PDA

View Full Version : Resolved PCRE syntax as it relates to wwws and https



james438
09-26-2008, 03:25 PM
Hi,

I found a script that uses wwws and https as part of a pattern match, but https and wwws is not listed anywhere in the list of terms available for use in the syntax page listed at php.net or pcre.org. What other terms are useable in pcre for pattern matching that is not listed on the syntax page? How is https and wwws defined and used? Why is https used as opposed to http? From what I can see the pcre engine should not be able to recognize any urls by using https, but it does.

the following is an example, not that it is really needed.
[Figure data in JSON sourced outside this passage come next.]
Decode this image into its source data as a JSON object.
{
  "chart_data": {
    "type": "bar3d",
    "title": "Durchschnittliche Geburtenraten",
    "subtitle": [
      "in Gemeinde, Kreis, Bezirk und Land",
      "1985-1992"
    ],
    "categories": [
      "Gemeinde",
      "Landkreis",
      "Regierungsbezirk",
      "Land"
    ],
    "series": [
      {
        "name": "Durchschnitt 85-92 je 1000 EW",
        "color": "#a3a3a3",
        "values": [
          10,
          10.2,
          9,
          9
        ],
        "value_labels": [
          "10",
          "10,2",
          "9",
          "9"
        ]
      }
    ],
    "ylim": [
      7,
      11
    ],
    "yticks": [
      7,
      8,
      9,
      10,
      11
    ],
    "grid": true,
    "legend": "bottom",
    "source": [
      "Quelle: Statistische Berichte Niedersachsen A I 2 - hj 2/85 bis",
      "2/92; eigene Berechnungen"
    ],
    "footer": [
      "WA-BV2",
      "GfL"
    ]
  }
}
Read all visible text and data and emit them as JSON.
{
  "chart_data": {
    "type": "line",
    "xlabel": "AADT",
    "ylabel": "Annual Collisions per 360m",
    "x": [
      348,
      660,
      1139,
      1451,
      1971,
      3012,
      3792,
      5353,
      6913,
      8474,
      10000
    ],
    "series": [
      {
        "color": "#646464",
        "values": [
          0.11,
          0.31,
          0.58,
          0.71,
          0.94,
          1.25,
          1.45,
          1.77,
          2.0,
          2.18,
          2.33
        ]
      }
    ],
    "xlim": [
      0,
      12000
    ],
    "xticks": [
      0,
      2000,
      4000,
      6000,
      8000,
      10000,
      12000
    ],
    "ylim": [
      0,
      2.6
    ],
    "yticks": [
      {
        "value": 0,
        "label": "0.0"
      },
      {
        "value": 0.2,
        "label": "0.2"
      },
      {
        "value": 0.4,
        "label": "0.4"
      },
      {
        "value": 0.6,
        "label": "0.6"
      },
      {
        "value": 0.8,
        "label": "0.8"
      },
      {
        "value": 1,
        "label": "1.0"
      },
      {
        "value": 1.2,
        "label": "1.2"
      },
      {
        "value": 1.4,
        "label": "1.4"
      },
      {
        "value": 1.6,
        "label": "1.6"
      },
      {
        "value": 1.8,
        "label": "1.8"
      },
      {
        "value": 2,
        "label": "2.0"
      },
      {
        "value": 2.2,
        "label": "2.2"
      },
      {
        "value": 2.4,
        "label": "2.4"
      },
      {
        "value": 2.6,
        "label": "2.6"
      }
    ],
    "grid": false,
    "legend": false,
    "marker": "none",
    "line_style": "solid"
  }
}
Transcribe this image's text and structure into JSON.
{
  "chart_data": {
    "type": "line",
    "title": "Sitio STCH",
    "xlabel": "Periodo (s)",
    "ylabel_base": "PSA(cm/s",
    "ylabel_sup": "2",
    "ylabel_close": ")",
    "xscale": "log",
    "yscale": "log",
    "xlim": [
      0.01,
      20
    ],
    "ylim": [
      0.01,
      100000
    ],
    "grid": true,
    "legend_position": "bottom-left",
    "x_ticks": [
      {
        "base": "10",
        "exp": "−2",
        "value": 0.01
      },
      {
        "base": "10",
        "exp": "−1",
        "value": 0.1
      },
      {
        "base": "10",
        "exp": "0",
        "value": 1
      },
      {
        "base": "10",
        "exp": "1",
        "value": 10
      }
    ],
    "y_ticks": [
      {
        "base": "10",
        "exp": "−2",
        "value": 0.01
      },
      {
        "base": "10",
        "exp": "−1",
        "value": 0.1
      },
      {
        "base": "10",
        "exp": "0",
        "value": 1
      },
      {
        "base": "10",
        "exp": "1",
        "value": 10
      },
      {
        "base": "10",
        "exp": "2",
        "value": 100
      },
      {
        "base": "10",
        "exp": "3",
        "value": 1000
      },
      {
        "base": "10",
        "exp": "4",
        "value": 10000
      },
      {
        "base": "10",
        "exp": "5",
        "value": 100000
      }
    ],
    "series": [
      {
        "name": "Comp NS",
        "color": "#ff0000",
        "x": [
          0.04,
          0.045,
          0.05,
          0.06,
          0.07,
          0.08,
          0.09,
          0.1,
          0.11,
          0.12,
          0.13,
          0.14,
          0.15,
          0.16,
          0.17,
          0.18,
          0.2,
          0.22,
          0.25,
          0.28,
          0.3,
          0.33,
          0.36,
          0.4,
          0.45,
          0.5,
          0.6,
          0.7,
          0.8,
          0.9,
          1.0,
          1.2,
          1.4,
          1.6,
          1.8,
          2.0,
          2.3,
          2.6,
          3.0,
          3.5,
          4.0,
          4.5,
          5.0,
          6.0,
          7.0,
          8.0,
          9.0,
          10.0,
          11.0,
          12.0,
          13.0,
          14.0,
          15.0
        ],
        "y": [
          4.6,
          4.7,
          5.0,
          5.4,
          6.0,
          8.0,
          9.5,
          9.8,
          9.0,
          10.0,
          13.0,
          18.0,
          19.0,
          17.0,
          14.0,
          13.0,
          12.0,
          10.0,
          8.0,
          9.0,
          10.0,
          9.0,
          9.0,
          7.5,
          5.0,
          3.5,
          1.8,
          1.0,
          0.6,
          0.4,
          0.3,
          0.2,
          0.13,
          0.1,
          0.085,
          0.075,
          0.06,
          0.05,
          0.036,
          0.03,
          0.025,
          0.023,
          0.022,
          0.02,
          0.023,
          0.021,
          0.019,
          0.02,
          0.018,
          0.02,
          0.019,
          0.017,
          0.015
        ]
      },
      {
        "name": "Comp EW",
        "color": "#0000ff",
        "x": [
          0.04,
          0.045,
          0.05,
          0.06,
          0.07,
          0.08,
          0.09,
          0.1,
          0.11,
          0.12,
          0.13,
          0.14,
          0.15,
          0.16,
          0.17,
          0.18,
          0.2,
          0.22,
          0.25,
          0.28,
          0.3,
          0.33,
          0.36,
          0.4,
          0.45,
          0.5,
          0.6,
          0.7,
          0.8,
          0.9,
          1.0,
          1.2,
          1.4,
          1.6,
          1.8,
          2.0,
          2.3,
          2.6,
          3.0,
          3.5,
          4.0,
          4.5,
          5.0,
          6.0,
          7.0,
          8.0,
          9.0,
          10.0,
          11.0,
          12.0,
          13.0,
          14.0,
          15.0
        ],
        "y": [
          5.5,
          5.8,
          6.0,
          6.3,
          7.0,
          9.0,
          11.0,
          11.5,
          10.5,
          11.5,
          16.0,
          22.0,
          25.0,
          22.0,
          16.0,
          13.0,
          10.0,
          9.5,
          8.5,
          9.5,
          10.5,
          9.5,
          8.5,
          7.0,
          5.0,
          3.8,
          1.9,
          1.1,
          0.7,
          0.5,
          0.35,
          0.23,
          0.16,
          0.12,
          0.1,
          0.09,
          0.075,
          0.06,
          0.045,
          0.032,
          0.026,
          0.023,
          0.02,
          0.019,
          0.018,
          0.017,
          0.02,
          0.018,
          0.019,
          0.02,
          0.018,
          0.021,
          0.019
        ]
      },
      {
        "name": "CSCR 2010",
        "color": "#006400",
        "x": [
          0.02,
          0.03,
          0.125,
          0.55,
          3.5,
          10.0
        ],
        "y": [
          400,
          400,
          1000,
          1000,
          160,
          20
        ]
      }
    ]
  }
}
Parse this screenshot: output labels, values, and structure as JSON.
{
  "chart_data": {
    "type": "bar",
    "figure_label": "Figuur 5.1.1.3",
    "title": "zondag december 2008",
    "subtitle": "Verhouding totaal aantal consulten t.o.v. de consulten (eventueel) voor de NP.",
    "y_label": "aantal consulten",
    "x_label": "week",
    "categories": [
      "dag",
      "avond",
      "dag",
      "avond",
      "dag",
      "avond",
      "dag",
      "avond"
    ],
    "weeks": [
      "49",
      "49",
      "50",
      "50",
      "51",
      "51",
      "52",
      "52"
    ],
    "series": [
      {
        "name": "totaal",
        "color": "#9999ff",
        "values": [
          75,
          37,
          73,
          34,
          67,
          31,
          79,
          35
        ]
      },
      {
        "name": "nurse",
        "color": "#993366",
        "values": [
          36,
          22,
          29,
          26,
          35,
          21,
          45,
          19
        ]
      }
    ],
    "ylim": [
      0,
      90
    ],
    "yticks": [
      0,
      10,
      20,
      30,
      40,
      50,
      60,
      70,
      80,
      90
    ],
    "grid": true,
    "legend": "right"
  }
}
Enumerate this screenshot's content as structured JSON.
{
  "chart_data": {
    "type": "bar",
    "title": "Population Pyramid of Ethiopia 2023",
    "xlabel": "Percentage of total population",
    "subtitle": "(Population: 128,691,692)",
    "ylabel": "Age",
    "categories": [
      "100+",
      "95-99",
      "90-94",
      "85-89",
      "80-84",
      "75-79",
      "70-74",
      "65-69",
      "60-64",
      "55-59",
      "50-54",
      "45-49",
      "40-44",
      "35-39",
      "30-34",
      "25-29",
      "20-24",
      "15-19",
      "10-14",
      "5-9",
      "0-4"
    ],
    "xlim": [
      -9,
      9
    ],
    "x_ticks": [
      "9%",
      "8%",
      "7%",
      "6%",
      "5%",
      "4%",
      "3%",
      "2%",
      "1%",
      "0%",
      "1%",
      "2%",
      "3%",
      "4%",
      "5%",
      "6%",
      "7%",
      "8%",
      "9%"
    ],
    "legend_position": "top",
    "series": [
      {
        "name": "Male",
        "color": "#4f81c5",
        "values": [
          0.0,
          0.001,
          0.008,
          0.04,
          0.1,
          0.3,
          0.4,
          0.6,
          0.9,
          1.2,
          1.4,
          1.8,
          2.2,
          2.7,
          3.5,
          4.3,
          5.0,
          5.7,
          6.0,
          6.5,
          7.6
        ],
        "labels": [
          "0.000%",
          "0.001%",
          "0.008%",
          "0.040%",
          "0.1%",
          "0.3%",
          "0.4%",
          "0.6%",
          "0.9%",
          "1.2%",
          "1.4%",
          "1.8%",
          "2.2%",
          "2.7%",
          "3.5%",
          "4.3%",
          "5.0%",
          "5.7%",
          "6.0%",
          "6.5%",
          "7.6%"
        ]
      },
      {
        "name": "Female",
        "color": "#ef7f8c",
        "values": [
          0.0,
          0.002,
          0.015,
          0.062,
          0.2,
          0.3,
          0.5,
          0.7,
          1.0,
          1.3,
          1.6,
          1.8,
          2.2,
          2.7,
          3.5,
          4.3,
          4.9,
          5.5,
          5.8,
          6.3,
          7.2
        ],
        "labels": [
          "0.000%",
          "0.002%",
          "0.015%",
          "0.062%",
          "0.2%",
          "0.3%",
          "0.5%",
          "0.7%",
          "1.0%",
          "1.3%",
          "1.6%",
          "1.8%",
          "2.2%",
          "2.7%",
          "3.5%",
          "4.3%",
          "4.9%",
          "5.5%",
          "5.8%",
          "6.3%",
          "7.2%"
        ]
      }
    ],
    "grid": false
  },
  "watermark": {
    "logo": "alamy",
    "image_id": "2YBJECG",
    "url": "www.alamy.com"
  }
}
$text=preg_replace('/(https?:\\/\\/[-_.\\/\w\d!&%#?+\\,\\\\\'=:;@~]+)/i', '<a href="$1">$1</a>', $text);

Twey
09-26-2008, 07:22 PM
It does, because it's got 'https?' -- that is to say, the string 'http' followed optionally by the character 's'.

HTTPS is 'secure HTTP' -- basically HTTP over a SSL (Secure Sockets Layer) connection, which provides transparent encryption.

There's no such thing as WWWS, unless you mean the American 'rhythmic oldies' radio station.

james438
09-26-2008, 10:17 PM
There's no such thing as WWWS, unless you mean the American 'rhythmic oldies' radio station.

hehe, no I didn't mean that :p

The wwws must be an error in my pcre command. I didn't know that the ? could be used within single quotes like that. I have always used it only as a quantifier as located outside of a character class or subpattern or in conjunction with a few other things like .*? or ?: etc. It looks like if I wanted to have more than one character optional I would enclose it in round brackets like "htt(ps)?".

Thanks for pointing me back in the right direction :)

Twey
09-27-2008, 08:12 AM
If you want the grouping effect of the brackets without actually capturing, you can write htt(?:ps)?, although this is purely a convenience and offers no performance benefit.